Shot with multiple cameras, the show takes the viewer into a world populated with grey characters. Sen holds the series together. As the vulnerable and frightened mother, the suffering wife, the supportive daughter, and the unsuspecting inheritor of a shady consignment, she literally and figuratively towers over everyone else. This meaty role allows her space to express herself.
You want to comfort her when she loses her husband, shake her up when she alienates her children occasionally, and talk sense to her when she tries to fight the battles alone.
Sen is backed by a cast of steady performances — her children played by Viren Vazirani (Veer), Virti Vaghani (Arundathi), and Pratyaksh Panwar (Aditya), the excellent Maya Sarao as Jawahar’s wife who compliments Das’s complicated role as the doped-up schemer, Vishwajeet Pradhan as the evil henchman with a tender side, and Sikander Kher as the mysterious and unswerving Daulat. In a brief role, Chandrachur Singh sets the nucleus to the family and its predicament.

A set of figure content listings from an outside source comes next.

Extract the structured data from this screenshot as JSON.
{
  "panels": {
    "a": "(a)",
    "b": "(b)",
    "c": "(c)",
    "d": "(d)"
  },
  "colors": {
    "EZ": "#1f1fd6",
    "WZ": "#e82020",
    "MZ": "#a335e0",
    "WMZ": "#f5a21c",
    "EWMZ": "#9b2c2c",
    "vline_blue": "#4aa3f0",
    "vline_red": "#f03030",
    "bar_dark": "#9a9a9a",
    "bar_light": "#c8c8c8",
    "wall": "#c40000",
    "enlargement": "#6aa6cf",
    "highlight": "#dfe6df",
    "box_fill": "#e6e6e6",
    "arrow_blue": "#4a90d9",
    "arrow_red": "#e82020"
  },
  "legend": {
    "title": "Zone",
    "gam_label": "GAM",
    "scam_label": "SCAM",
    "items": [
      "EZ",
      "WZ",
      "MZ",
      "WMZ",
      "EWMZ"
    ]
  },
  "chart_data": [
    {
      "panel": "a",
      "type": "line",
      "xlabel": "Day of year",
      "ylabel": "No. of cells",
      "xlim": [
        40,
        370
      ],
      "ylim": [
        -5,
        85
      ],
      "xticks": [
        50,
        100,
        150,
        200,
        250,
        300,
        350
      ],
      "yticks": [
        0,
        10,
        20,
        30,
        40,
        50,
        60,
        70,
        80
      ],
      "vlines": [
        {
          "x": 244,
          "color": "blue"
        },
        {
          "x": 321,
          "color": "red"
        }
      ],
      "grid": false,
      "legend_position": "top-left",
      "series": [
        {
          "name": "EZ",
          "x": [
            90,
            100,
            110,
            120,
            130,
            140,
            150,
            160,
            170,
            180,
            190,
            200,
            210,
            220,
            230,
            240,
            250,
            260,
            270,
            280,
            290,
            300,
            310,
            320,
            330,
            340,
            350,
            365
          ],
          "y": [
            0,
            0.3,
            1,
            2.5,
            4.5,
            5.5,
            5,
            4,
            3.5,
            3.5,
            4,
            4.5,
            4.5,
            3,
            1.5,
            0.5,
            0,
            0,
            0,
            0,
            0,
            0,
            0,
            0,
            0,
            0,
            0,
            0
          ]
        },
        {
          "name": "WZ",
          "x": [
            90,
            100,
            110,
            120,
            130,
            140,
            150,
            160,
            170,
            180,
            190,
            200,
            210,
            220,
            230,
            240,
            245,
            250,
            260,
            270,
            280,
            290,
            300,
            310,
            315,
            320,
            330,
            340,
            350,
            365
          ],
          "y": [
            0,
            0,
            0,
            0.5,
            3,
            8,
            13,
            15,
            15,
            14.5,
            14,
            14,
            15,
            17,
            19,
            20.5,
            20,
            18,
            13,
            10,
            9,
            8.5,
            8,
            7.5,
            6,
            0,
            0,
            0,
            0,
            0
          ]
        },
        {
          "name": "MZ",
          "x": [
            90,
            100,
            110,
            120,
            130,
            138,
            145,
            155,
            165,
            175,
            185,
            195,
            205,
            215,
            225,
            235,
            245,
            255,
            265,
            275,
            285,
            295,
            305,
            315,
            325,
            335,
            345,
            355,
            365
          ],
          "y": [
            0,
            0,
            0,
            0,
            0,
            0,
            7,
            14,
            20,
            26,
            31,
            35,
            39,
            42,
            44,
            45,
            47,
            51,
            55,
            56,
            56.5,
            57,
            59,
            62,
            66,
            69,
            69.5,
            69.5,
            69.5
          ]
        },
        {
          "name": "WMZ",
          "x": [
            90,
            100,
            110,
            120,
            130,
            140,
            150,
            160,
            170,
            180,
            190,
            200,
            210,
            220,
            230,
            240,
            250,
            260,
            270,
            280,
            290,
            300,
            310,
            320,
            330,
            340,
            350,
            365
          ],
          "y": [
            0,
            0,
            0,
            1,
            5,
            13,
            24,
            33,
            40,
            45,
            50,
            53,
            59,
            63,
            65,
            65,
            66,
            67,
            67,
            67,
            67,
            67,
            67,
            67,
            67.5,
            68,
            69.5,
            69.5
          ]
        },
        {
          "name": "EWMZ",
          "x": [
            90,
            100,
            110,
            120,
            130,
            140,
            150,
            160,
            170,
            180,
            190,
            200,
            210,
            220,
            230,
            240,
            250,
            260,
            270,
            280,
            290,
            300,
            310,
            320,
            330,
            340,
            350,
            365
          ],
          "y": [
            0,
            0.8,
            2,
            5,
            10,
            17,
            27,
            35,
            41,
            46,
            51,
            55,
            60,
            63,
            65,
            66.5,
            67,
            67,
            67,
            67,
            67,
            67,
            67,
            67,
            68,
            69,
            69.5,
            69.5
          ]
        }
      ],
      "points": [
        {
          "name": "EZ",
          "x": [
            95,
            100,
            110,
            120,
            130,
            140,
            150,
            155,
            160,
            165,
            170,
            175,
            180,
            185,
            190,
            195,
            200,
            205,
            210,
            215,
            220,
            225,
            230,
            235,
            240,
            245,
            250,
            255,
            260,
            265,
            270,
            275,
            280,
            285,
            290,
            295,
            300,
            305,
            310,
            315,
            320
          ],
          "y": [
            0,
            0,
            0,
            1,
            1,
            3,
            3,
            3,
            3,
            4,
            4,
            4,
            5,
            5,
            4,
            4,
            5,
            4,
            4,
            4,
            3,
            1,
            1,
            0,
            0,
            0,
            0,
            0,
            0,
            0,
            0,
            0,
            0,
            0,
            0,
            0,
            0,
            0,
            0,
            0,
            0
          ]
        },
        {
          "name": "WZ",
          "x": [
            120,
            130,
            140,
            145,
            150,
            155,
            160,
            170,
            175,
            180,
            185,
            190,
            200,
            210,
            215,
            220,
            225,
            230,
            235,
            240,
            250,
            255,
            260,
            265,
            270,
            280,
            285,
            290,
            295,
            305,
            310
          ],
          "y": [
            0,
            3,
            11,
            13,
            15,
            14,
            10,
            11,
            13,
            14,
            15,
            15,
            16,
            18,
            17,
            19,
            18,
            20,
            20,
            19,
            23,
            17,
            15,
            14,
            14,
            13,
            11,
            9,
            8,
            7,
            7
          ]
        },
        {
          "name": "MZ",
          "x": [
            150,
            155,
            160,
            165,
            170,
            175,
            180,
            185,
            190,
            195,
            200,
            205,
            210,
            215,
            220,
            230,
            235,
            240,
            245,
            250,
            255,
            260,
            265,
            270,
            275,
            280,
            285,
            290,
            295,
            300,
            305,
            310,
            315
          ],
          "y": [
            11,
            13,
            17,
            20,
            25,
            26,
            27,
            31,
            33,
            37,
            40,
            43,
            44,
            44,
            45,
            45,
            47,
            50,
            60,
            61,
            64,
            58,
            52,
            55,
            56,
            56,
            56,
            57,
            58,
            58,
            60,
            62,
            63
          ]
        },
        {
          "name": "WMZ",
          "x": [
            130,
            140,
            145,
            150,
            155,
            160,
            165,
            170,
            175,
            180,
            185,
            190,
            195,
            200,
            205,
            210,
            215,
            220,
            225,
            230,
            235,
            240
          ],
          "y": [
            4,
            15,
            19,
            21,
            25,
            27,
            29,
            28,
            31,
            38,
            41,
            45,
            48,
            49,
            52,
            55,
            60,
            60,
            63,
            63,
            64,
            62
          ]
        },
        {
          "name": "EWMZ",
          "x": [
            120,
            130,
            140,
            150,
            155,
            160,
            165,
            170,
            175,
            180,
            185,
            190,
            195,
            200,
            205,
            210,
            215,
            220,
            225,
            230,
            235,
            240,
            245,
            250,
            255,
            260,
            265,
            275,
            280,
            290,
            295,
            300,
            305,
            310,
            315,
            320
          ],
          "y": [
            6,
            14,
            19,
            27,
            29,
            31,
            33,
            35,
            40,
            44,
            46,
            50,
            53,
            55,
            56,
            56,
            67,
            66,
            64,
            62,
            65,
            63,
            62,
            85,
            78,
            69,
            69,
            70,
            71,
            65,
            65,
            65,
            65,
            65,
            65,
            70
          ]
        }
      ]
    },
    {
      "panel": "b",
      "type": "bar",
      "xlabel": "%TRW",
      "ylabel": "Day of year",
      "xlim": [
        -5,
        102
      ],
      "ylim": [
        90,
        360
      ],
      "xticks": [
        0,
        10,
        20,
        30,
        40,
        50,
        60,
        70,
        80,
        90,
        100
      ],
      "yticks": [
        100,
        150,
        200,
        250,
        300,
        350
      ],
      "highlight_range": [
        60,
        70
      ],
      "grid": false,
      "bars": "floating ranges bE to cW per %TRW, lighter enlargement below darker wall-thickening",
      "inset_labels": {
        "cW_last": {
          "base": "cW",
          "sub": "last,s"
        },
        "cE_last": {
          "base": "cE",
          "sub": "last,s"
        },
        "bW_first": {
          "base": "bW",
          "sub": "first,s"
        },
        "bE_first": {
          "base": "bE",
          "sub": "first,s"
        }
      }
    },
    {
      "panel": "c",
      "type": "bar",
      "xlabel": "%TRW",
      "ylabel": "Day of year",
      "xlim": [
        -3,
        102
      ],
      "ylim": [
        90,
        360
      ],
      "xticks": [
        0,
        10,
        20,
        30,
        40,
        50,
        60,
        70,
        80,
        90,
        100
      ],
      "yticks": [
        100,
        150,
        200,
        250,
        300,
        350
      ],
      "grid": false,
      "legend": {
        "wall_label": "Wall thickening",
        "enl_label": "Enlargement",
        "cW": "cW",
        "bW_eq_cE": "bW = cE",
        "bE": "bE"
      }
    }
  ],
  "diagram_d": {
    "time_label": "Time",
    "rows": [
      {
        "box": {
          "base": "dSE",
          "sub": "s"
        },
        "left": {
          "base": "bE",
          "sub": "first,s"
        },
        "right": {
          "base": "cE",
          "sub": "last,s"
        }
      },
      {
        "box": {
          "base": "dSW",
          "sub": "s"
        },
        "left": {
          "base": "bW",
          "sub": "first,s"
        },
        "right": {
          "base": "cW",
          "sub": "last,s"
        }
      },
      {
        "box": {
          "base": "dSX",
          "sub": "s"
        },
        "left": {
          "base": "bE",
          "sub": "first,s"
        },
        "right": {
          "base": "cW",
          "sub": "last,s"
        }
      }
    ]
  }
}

The tone and themes of the show will resonate with those familiar with Ozark, Narcos, Breaking Bad, and, of course, Penoza, as it enters the inner sanctum of a business house with a crooked moral compass. Yet you feel strongly for this family that stays together through the crisis, making smart and foolish moves, captained by a woman who just does not give up.
Rating: ***1/2
Aarya is now streaming on Disney+ Hotstar.